Chamada de artigos - Dossiê: Ascensão e Queda do Paraíso Tropical
ENVIO até 22/03/2021
Organizadores:
Margareth Rago (História - UNICAMP)
Mauricio Pelegrini (História - UNICAMP)
Proposta do dossiê:
A imagem do Brasil como “paraíso tropical” tem uma longa história, como mostram os estudos de Sérgio Buarque de Hollanda, Gilberto Freyre, Ronaldo Vainfas, Ronald Raminelli e Richard Parker, entre outros. Desde os inícios da colonização, os europeus perceberam os povos indígenas como indolentes e preguiçosos, e não foi muito
diferente a imagem que construíram dos negros e negras africanos, muito sensualizados, segundo os colonizadores, aqui trazidos pelo tráfico negreiro para substituir o trabalho indígena. Sensualidade, docilidade, preguiça e irracionalidade foram atributos construídos pelo racismo estrutural para nomear negros/as e indígenas, o que vem sendo fortemente denunciado em nossos dias. Vale lembrar que, nos anos de 1990, o antropólogo Richard Parker questionou a imagem de “povo sensual” com que se viam ou eram vistos os brasileiros, assim como o mito da “democracia racial”, que Thomas Skidmore denunciara desde a década de 1970, seguido por muitos outros pesquisadores. Ainda assim, por muitos séculos o Brasil foi visto como o país do carnaval, do samba, do corpo, da alegria, das “mulatas sensuais”, o que implicava ao mesmo tempo a noção de irracionalidade ou incapacidade política de autogerir-se. Os brasileiros precisavam ser conduzidos e por mãos fortes.

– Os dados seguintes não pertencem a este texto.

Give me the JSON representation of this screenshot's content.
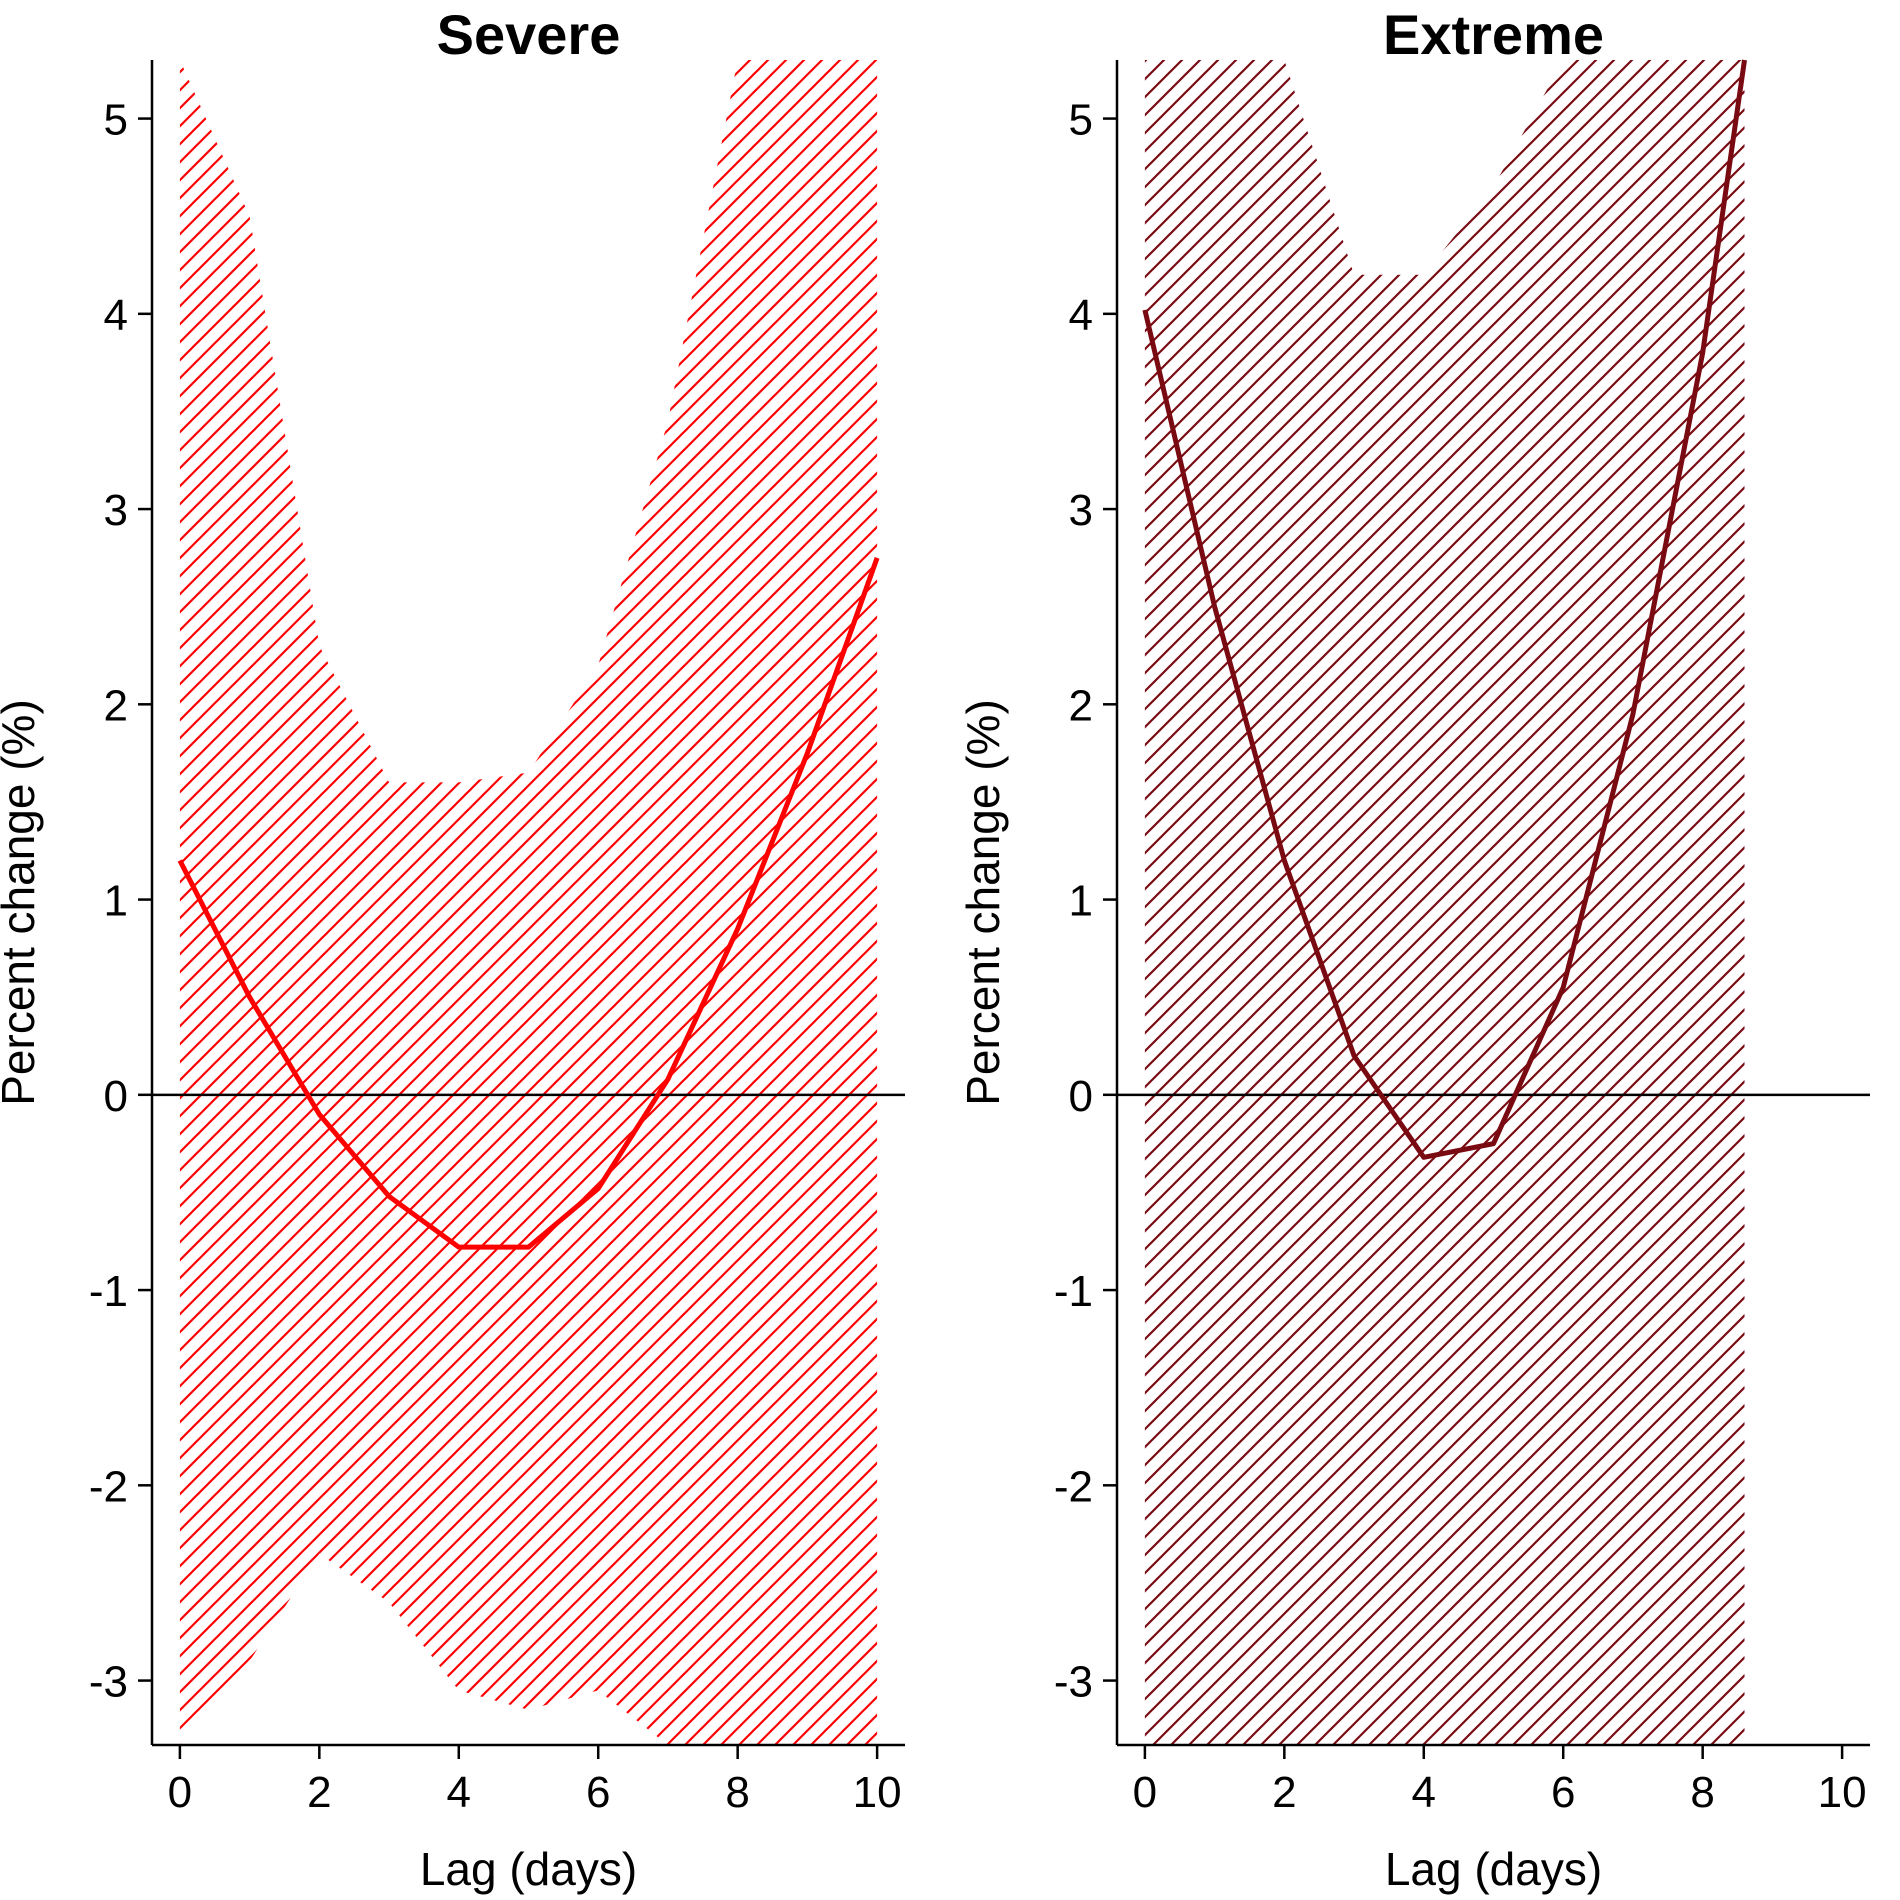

A justificativa para a ditadura militar ganhava forma. Em nossos dias, esse mito desmorona rapidamente, acentuando tendências que já se faziam notar desde o período autoritário e mesmo durante a redemocratização. Contudo, a pandemia acelerou o processo de desagregação social resultante da crise política que vivemos, desde a ascensão de grupos neofascistas ao poder e a escalada neoliberal, com
a “economização do social”, ou extensão da lógica do mercado para se pensarem todas as dimensões da vida, como assinala Wendy Brown. Sem dúvida alguma, já não nos vemos, nem somos vistos, como o país paradisíaco, e muito pelo contrário, constatamos a violência crescente tanto nas formas de exploração do trabalho quanto no racismo estrutural que marca fortemente as relações cotidianas, na opressão de gênero, na destruição das florestas e matas, no genocídio que afeta as populações indígenas, negras, pobres, periféricas, na perseguição homofóbica às “minorias”, em todo o país.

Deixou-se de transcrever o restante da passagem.